- Directed by: Helfi Kardit
- Written by: Abbe Ac
- Produced by: Ody Mulya Hidayat
- Starring: Herfiza Novianti Rin Sakuragi Rizky Mocil Zidni Adam Shinta Bachir
- Cinematography: Nofi SY Kardit
- Edited by: Aziz Natandra
- Music by: Joseph S. Djafar
- Distributed by: Maxima Pictures
- Release date: December 31, 2009;
- Running time: 82 minutes
- Country: Indonesia
- Language: Indonesia

= Suster Keramas =

Suster Keramas is a 2009 adult horror comedy film From Indonesia, produced by Maxima Pictures and distributed by Maleo Pictures.

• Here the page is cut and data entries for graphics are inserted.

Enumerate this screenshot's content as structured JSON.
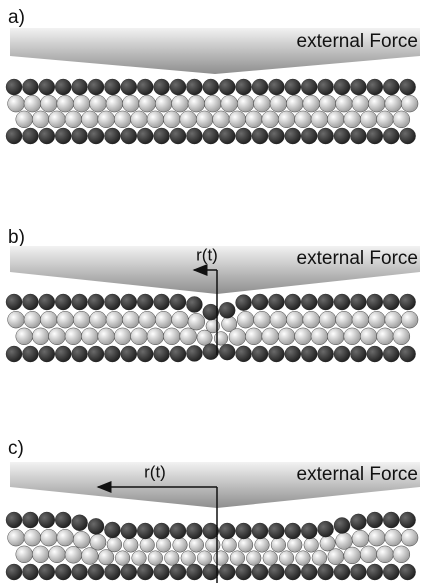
{
  "panels": [
    {
      "label": "a)",
      "force_label": "external Force"
    },
    {
      "label": "b)",
      "force_label": "external Force",
      "radius_label": "r(t)"
    },
    {
      "label": "c)",
      "force_label": "external Force",
      "radius_label": "r(t)"
    }
  ]
}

The film was directed by Helfi Kardit and starred Herfiza Novianti as Kayla, Shinta Bachir as Jeng Dollie and Rin Sakuragi as Mitchiko.

==Plot==
The film is about a Japanese tourist (Rin Sakuragi) to hand over a gift from her deceased father to his former Indonesian nurse. She was unaware that the nurse had perished and become a malevolent spirit. Meanwhile, three friends, Kayla, Barry, and Ariel, are disturbed by the ghost of a nurse.

==Cast==
- Herfiza Novianti as Kayla
- Rin Sakuragi as Michiko
- Shinta Bachir as Jeng Dolly
- Yadi Sembako as Mang Odong
- Alex Abbad as Roy Konak
- Rizky Mocil as Barry
- Zidni Adam as Ariel
- Bella Esperance as Suster
- Kitti Katrina as Ibu Tiri Kayla
==Production==
Filming was done in Puncak, Bogor.

==Release==
Suster Keramas was released in Indonesia on 31 December 2009 and sold more than 800,000 tickets, compared to other local films at the time that were unlikely to sell even 300,000 tickets. However, the film was controversial in Indonesia because of its sexual aspects.